Organic solar cells can offer an appealing alternative for bulk silicon solar cells due to their attractive properties such as flexibility and possibility to apply low-cost manufacturing techniques. The different types of existing organic solar cells reported in the literature have been critically assessed in terms of performance and processability, based on which it was concluded that the concept of the donor/acceptor bulk heterojunction sandwiched between a transparent and a metal electrode has the most potential. In order to gain more insight into the charge transport properties of spin-cast photovoltaic conjugated polymer/fullerene blends, these films were incorporated into field-effect transistors to derive values for the electron and hole mobilities. Model calculations showed that increasing these mobility values in combination with the use of thicker active layers could significantly enhance the short-circuit current density of the bulk heterojunction solar cells. Optimisation of the charge transport is required and was realised in this study by choosing PPV-oligomers and C₆₀ as well-defined building blocks to construct the donor/acceptor networks.
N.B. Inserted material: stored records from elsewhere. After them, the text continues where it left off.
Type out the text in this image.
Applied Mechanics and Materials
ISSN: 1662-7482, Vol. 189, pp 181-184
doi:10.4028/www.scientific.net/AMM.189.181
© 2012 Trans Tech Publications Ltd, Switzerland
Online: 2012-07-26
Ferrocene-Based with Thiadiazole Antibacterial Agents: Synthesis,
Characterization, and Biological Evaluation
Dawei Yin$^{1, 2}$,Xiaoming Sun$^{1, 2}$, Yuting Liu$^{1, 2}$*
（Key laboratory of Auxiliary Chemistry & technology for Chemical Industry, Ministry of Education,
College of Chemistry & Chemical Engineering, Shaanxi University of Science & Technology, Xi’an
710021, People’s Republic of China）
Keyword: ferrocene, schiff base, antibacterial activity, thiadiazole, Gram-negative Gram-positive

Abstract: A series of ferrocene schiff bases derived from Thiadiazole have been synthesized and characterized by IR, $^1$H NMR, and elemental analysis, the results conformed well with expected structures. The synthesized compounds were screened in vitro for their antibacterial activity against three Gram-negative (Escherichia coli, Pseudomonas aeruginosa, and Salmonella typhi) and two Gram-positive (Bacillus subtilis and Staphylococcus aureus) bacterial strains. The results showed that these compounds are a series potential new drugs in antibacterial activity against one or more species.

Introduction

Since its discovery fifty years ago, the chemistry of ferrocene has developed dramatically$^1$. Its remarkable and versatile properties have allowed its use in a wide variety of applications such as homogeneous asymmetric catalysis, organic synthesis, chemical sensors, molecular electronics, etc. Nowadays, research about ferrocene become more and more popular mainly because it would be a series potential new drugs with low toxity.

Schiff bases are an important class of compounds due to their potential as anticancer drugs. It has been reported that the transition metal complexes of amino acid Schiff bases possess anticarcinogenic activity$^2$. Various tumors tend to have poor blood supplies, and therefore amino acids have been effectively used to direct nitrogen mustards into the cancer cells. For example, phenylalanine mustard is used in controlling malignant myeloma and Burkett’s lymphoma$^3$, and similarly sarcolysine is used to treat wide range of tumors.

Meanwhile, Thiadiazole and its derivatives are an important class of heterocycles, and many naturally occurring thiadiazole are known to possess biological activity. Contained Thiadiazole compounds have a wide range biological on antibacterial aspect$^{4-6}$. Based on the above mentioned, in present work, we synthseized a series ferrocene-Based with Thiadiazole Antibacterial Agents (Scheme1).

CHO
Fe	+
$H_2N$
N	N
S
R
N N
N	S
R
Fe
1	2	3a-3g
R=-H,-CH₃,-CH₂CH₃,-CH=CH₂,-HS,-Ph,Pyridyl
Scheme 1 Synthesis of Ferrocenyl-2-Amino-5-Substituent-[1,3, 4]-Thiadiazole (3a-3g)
First, these materials were spin-cast in single-layer diodes to allow full electrical characterisation, which was then compared with simulation of the devices in dark as well as under illumination. The photovoltaic performance of blended PPV-oligomer/C₆₀ devices remained rather low due to C₆₀-induced shunting paths and high molecular disorder. In a second part, more morphological order was obtained by using vacuum evaporation to deposit the organic materials. Besides structural characterisation of the evaporated films, the electrical behaviour of single-layer devices was investigated and the influence of interfacial layers was addressed. Photovoltaic devices based on evaporated planar heterojunctions reaching a conversion efficiency of 1.9% and exhibiting an open-circuit voltage of over 1 V were realised. Evaporated bulk heterojunction solar cells were found to tackle the problem of the short exciton diffusion length and an efficiency of 2.0% was measured. Moreover, increasing the light-trapping in the organic film by surface roughening yielded an AM1.5 power conversion efficiency of 2.2%. Finally, suggestions for further improvements regarding performance, stability and processing of organic bulk heterojunction solar cells are outlined.